In the latest test flight Friday at the U.S. Army’s Yuma Proving Ground in southwest Arizona, the technology demonstrator reached an altitude of about 20 feet and hovered for four minutes, Boeing said.
That followed a preparatory "pop up" flight on Nov. 4 lasting about 30 seconds, during which the aircraft stabilized briefly at 16 feet before landing.
The latest test flight met all of its objectives, said Clark Mitchell, manager of the program.
"This is a significant achievement toward validating the new stopped-rotor technology," he said.
The $40 million development program is a joint project of the Boeing Phantom Works, the company’s technology development group, and the Defense Advanced Research Projects Agency, the technology development arm of the U.S. Department of Defense.
Last week’s successful flight was especially heartening for the program’s engineers following the crash of the first Dragonfly prototype during a test flight on March 23, 2004, at the Yuma Proving Ground.

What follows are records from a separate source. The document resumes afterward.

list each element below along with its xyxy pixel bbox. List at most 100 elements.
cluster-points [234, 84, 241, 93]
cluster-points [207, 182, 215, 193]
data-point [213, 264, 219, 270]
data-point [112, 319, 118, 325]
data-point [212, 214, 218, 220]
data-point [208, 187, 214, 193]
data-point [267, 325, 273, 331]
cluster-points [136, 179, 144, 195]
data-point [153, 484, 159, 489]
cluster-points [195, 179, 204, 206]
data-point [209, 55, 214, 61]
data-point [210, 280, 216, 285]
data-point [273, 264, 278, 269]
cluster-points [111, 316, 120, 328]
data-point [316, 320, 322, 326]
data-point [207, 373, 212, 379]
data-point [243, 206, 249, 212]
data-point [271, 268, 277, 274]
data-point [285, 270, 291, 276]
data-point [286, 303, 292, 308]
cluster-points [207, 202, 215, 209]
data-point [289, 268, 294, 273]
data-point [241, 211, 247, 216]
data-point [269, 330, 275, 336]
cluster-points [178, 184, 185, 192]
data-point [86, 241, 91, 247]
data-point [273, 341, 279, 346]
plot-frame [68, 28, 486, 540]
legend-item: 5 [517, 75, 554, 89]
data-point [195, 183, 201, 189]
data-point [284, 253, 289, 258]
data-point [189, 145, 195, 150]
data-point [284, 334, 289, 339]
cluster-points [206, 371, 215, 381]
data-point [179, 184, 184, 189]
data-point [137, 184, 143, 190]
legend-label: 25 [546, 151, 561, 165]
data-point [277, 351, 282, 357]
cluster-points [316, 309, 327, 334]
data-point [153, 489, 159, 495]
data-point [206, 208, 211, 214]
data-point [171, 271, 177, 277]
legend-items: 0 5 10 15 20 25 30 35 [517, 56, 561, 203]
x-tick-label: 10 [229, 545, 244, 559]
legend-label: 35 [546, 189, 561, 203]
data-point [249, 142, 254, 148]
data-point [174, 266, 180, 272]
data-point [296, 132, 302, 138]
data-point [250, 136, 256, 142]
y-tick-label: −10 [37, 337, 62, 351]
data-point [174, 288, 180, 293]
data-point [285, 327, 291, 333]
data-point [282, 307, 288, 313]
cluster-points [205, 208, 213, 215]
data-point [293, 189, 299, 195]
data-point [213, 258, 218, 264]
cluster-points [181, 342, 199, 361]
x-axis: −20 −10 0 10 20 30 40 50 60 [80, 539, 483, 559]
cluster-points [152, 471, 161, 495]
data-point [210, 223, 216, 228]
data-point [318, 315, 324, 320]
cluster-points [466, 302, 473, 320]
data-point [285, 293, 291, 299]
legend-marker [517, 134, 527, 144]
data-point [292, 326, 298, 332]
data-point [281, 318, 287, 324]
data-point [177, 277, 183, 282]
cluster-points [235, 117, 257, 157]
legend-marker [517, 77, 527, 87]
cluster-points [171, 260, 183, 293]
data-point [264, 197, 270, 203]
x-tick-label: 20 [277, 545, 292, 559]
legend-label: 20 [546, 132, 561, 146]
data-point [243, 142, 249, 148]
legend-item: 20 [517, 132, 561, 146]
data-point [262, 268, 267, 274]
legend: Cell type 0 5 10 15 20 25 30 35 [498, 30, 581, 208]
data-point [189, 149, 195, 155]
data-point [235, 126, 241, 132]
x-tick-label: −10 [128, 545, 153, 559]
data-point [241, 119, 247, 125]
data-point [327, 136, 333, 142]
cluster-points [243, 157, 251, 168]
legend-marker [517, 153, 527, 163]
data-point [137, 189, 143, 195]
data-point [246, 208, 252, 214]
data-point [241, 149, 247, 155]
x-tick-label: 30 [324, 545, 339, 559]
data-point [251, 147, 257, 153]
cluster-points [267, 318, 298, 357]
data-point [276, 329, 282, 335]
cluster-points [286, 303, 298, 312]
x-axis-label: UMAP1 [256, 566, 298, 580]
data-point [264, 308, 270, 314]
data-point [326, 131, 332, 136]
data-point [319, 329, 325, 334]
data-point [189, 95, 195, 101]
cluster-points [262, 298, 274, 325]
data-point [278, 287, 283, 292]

A subsequent investigation by Boeing and Defense Advanced Research Projects Agency identified the design of cross coupling of the rotor controls as the cause of the accident, which caused no injuries because the aircraft was being controlled from the ground.
Improvements were incorporated into the second prototype as the result of wind tunnel tests at Boeing’s helicopter works in Philadelphia earlier this year.
Among the changes were increased control power, new flight control software and installation of a flight data recorder, all of which were successfully demonstrated in last week’s flight, Mitchell said.
"The most significant objective met was verification that software
compensation effectively reduces the rotor control issue we were having," he said. Eleven more test flights are scheduled through at least the first quarter of next year.
The Dragonfly will gradually perform more extensive hover flights, then forwardmoving rotary flights and finally convert from rotary to fixed-wing operation in-flight.
The 17-foot-long demonstrator is powered by a single turbofan jet engine. During rotary flight, the engine’s exhaust is diverted into the main rotor blades and exits through small nozzles in the rotor tips, causing the blades to spin rapidly.
After the machine is airborne, the exhaust is diverted through a nozzle at the back of the plane, propelling it forward. The conversion requires the main rotor to stop turning in flight and lock in place to become a fixed wing, allowing faster speeds.
An in-flight conversion won’t be attempted until the last one or two flights in the series, said Boeing spokesman Doug Kinneard. "The objective is to get to that point. Then the test program is over," he said.
The technology could eventually be used for aerial surveillance and other military missions.